Durable tumor regression in genetically altered malignant rhabdoid tumors by inhibition of methyltransferase EZH2.

Inactivation of the switch/sucrose nonfermentable complex component SMARCB1 is extremely prevalent in pediatric malignant rhabdoid tumors (MRTs) or atypical teratoid rhabdoid tumors. This alteration is hypothesized to confer oncogenic dependency on EZH2 in these cancers.
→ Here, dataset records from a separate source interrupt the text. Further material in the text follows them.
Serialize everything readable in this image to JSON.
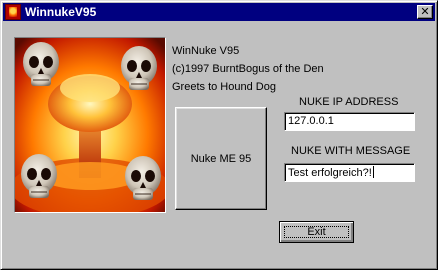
{
  "window": {
    "title": "WinnukeV95",
    "close_glyph": "✕"
  },
  "about": {
    "line1": "WinNuke V95",
    "line2": "(c)1997 BurntBogus of the Den",
    "line3": "Greets to Hound Dog"
  },
  "picture": {
    "description_icon": "skulls-mushroom-cloud-icon"
  },
  "nuke_button": {
    "label": "Nuke ME 95"
  },
  "ip_field": {
    "label": "NUKE IP ADDRESS",
    "value": "127.0.0.1"
  },
  "message_field": {
    "label": "NUKE WITH MESSAGE",
    "value": "Test erfolgreich?!"
  },
  "exit_button": {
    "label": "Exit"
  },
  "colors": {
    "titlebar": "#000080",
    "face": "#c0c0c0",
    "fire_orange": "#ff6a00",
    "fire_yellow": "#ffd24a"
  }
}
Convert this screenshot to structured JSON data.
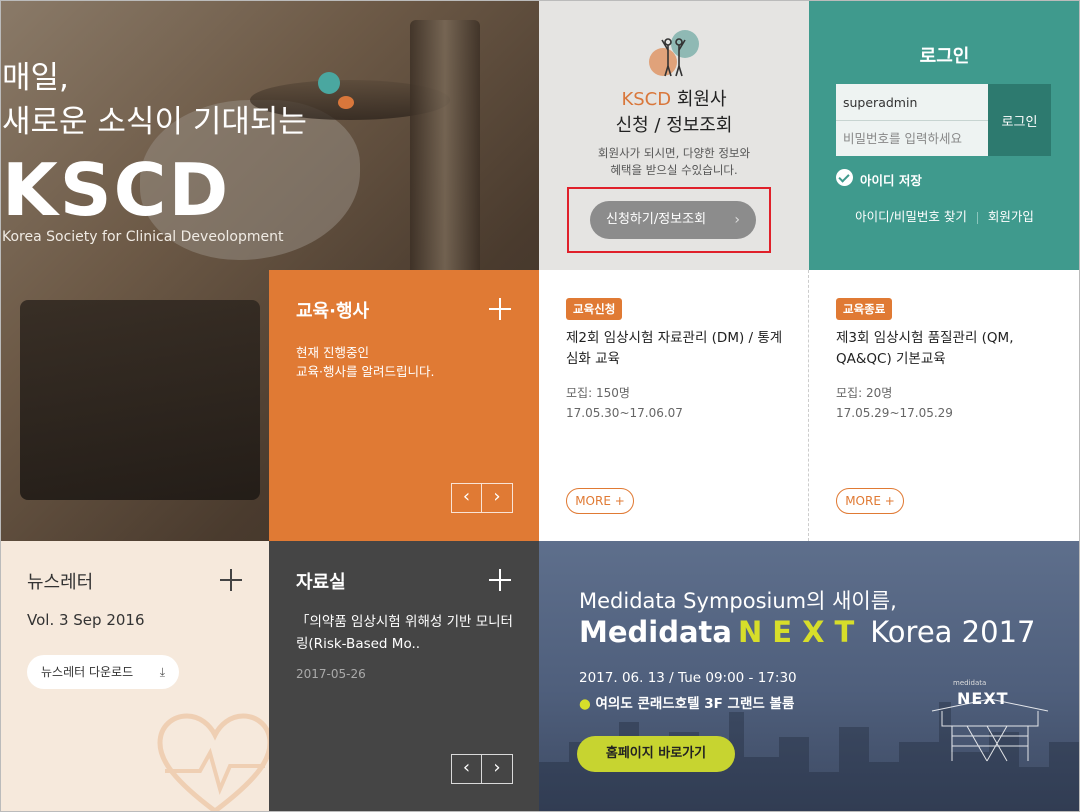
{
  "hero": {
    "line1": "매일,",
    "line2": "새로운 소식이 기대되는",
    "brand": "KSCD",
    "subtitle": "Korea Society for Clinical Deveolopment"
  },
  "member": {
    "title_accent": "KSCD",
    "title_rest": " 회원사",
    "title_line2": "신청 / 정보조회",
    "desc_line1": "회원사가 되시면, 다양한 정보와",
    "desc_line2": "혜택을 받으실 수있습니다.",
    "button": "신청하기/정보조회"
  },
  "login": {
    "title": "로그인",
    "id_value": "superadmin",
    "pw_placeholder": "비밀번호를 입력하세요",
    "button": "로그인",
    "save_id": "아이디 저장",
    "find_link": "아이디/비밀번호 찾기",
    "join_link": "회원가입"
  },
  "edu": {
    "title": "교육·행사",
    "desc_line1": "현재 진행중인",
    "desc_line2": "교육·행사를 알려드립니다."
  },
  "courses": [
    {
      "badge": "교육신청",
      "title": "제2회 임상시험 자료관리 (DM) / 통계 심화 교육",
      "recruit": "모집: 150명",
      "period": "17.05.30~17.06.07",
      "more": "MORE +"
    },
    {
      "badge": "교육종료",
      "title": "제3회 임상시험 품질관리 (QM, QA&QC) 기본교육",
      "recruit": "모집: 20명",
      "period": "17.05.29~17.05.29",
      "more": "MORE +"
    }
  ],
  "newsletter": {
    "title": "뉴스레터",
    "volume": "Vol. 3 Sep 2016",
    "button": "뉴스레터 다운로드"
  },
  "archive": {
    "title": "자료실",
    "item_title": "「의약품 임상시험 위해성 기반 모니터링(Risk-Based Mo..",
    "item_date": "2017-05-26"
  },
  "banner": {
    "line1": "Medidata Symposium의 새이름,",
    "brand": "Medidata",
    "next": "NEXT",
    "rest": "Korea 2017",
    "date": "2017. 06. 13 / Tue 09:00 - 17:30",
    "place": "여의도 콘래드호텔 3F 그랜드 볼룸",
    "button": "홈페이지 바로가기",
    "logo_small": "medidata",
    "logo_next": "NEXT"
  },
  "colors": {
    "orange": "#e07a34",
    "teal": "#3f9a8d",
    "lime": "#c7d430",
    "highlight_red": "#e0202a"
  },
  "icons": {
    "chevron_right": "›",
    "prev": "‹",
    "next": "›",
    "download": "⤓",
    "pin": "●"
  }
}
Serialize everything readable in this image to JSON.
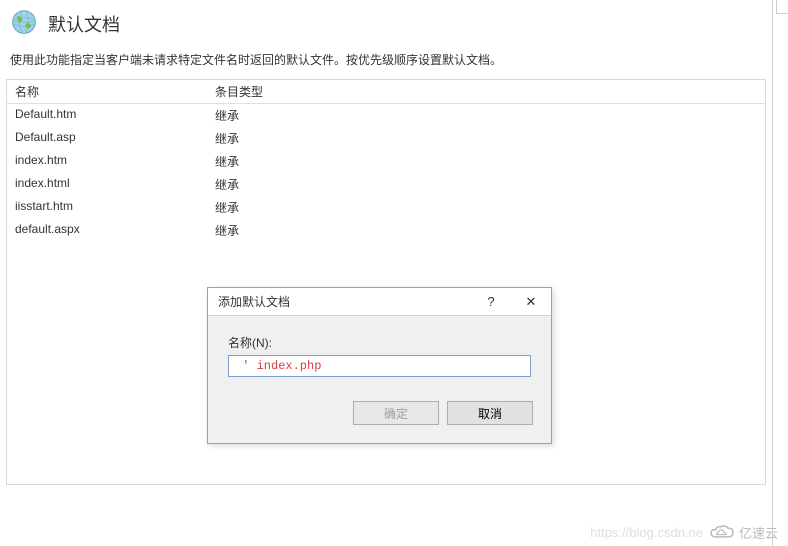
{
  "header": {
    "title": "默认文档"
  },
  "description": "使用此功能指定当客户端未请求特定文件名时返回的默认文件。按优先级顺序设置默认文档。",
  "table": {
    "columns": {
      "name": "名称",
      "type": "条目类型"
    },
    "rows": [
      {
        "name": "Default.htm",
        "type": "继承"
      },
      {
        "name": "Default.asp",
        "type": "继承"
      },
      {
        "name": "index.htm",
        "type": "继承"
      },
      {
        "name": "index.html",
        "type": "继承"
      },
      {
        "name": "iisstart.htm",
        "type": "继承"
      },
      {
        "name": "default.aspx",
        "type": "继承"
      }
    ]
  },
  "dialog": {
    "title": "添加默认文档",
    "help": "?",
    "close": "✕",
    "name_label": "名称(N):",
    "name_value": " ' index.php",
    "ok": "确定",
    "cancel": "取消"
  },
  "watermark": {
    "url": "https://blog.csdn.ne",
    "brand": "亿速云"
  }
}
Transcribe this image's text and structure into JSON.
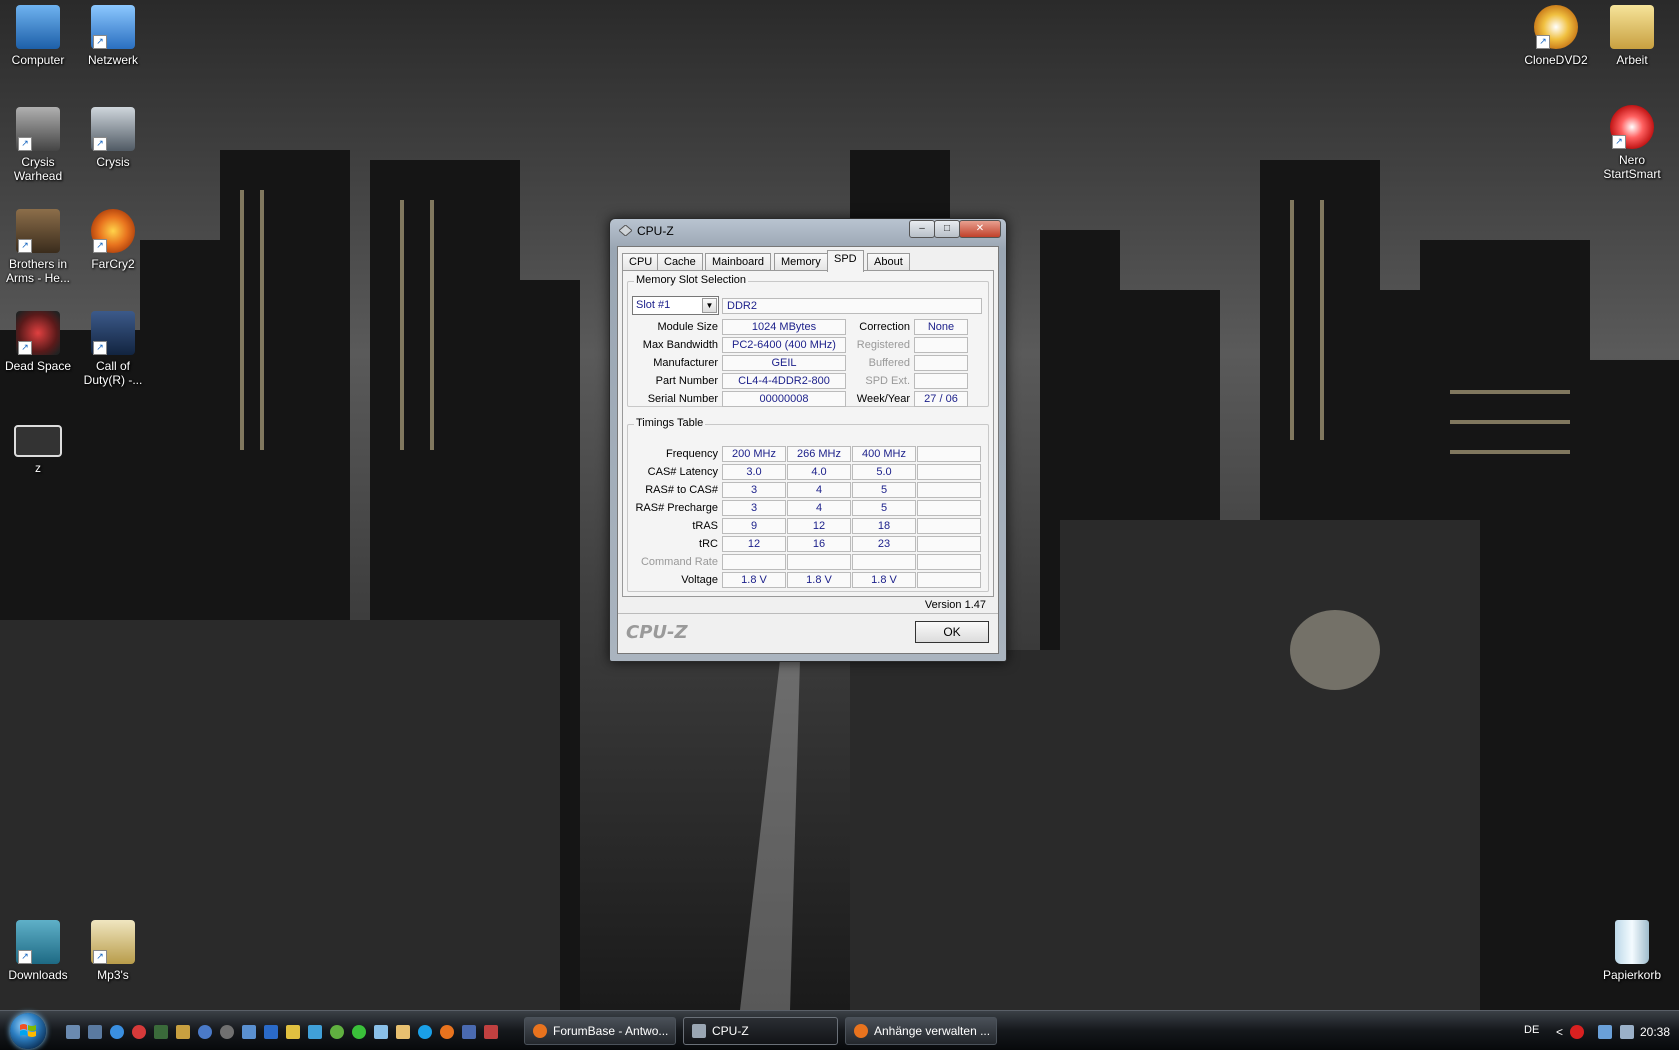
{
  "desktop": {
    "icons_left": [
      {
        "label": "Computer"
      },
      {
        "label": "Netzwerk"
      },
      {
        "label": "Crysis Warhead"
      },
      {
        "label": "Crysis"
      },
      {
        "label": "Brothers in Arms - He..."
      },
      {
        "label": "FarCry2"
      },
      {
        "label": "Dead Space"
      },
      {
        "label": "Call of Duty(R) -..."
      },
      {
        "label": "z"
      },
      {
        "label": "Downloads"
      },
      {
        "label": "Mp3's"
      }
    ],
    "icons_right": [
      {
        "label": "CloneDVD2"
      },
      {
        "label": "Arbeit"
      },
      {
        "label": "Nero StartSmart"
      },
      {
        "label": "Papierkorb"
      }
    ]
  },
  "window": {
    "title": "CPU-Z",
    "minimize": "–",
    "maximize": "□",
    "close": "✕",
    "tabs": [
      "CPU",
      "Cache",
      "Mainboard",
      "Memory",
      "SPD",
      "About"
    ],
    "active_tab": "SPD",
    "slot_group": {
      "title": "Memory Slot Selection",
      "slot": "Slot #1",
      "type": "DDR2",
      "rows": [
        {
          "label": "Module Size",
          "value": "1024 MBytes",
          "rlabel": "Correction",
          "rvalue": "None",
          "rdim": false
        },
        {
          "label": "Max Bandwidth",
          "value": "PC2-6400 (400 MHz)",
          "rlabel": "Registered",
          "rvalue": "",
          "rdim": true
        },
        {
          "label": "Manufacturer",
          "value": "GEIL",
          "rlabel": "Buffered",
          "rvalue": "",
          "rdim": true
        },
        {
          "label": "Part Number",
          "value": "CL4-4-4DDR2-800",
          "rlabel": "SPD Ext.",
          "rvalue": "",
          "rdim": true
        },
        {
          "label": "Serial Number",
          "value": "00000008",
          "rlabel": "Week/Year",
          "rvalue": "27 / 06",
          "rdim": false
        }
      ]
    },
    "timings": {
      "title": "Timings Table",
      "rows": [
        {
          "label": "Frequency",
          "values": [
            "200 MHz",
            "266 MHz",
            "400 MHz",
            ""
          ],
          "dim": false
        },
        {
          "label": "CAS# Latency",
          "values": [
            "3.0",
            "4.0",
            "5.0",
            ""
          ],
          "dim": false
        },
        {
          "label": "RAS# to CAS#",
          "values": [
            "3",
            "4",
            "5",
            ""
          ],
          "dim": false
        },
        {
          "label": "RAS# Precharge",
          "values": [
            "3",
            "4",
            "5",
            ""
          ],
          "dim": false
        },
        {
          "label": "tRAS",
          "values": [
            "9",
            "12",
            "18",
            ""
          ],
          "dim": false
        },
        {
          "label": "tRC",
          "values": [
            "12",
            "16",
            "23",
            ""
          ],
          "dim": false
        },
        {
          "label": "Command Rate",
          "values": [
            "",
            "",
            "",
            ""
          ],
          "dim": true
        },
        {
          "label": "Voltage",
          "values": [
            "1.8 V",
            "1.8 V",
            "1.8 V",
            ""
          ],
          "dim": false
        }
      ]
    },
    "version": "Version 1.47",
    "brand": "CPU-Z",
    "ok": "OK"
  },
  "taskbar": {
    "tasks": [
      {
        "label": "ForumBase - Antwo...",
        "active": false,
        "color": "#e8731e"
      },
      {
        "label": "CPU-Z",
        "active": true,
        "color": "#9aa6b3"
      },
      {
        "label": "Anhänge verwalten ...",
        "active": false,
        "color": "#e8731e"
      }
    ],
    "language": "DE",
    "tray_expand": "<",
    "clock": "20:38"
  },
  "colors": {
    "value_text": "#1b1f8a",
    "taskbar": "#15181c"
  }
}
We report the discovery of a potent, selective, and orally bioavailable small-molecule inhibitor of EZH2 enzymatic activity, (N-((4,6-dimethyl-2-oxo-1,2-dihydropyridin-3-yl)methyl)-5-(ethyl(tetrahydro-2H-pyran-4-yl)amino)-4-methyl-4'-(morpholinomethyl)-[1,1'-biphenyl]-3-carboxamide). The compound induces apoptosis and differentiation specifically in SMARCB1-deleted MRT cells. Treatment of xenograft-bearing mice with (N-((4,6-dimethyl-2-oxo-1,2-dihydropyridin-3-yl)methyl)-5-(ethyl(tetrahydro-2H-pyran-4-yl)amino)-4-methyl-4'-(morpholinomethyl)-[1,1'-biphenyl]-3-carboxamide) leads to dose-dependent regression of MRTs with correlative diminution of intratumoral trimethylation levels of lysine 27 on histone H3, and prevention of tumor regrowth after dosing cessation. These data demonstrate the dependency of SMARCB1 mutant MRTs on EZH2 enzymatic activity and portend the utility of EZH2-targeted drugs for the treatment of these genetically defined cancers.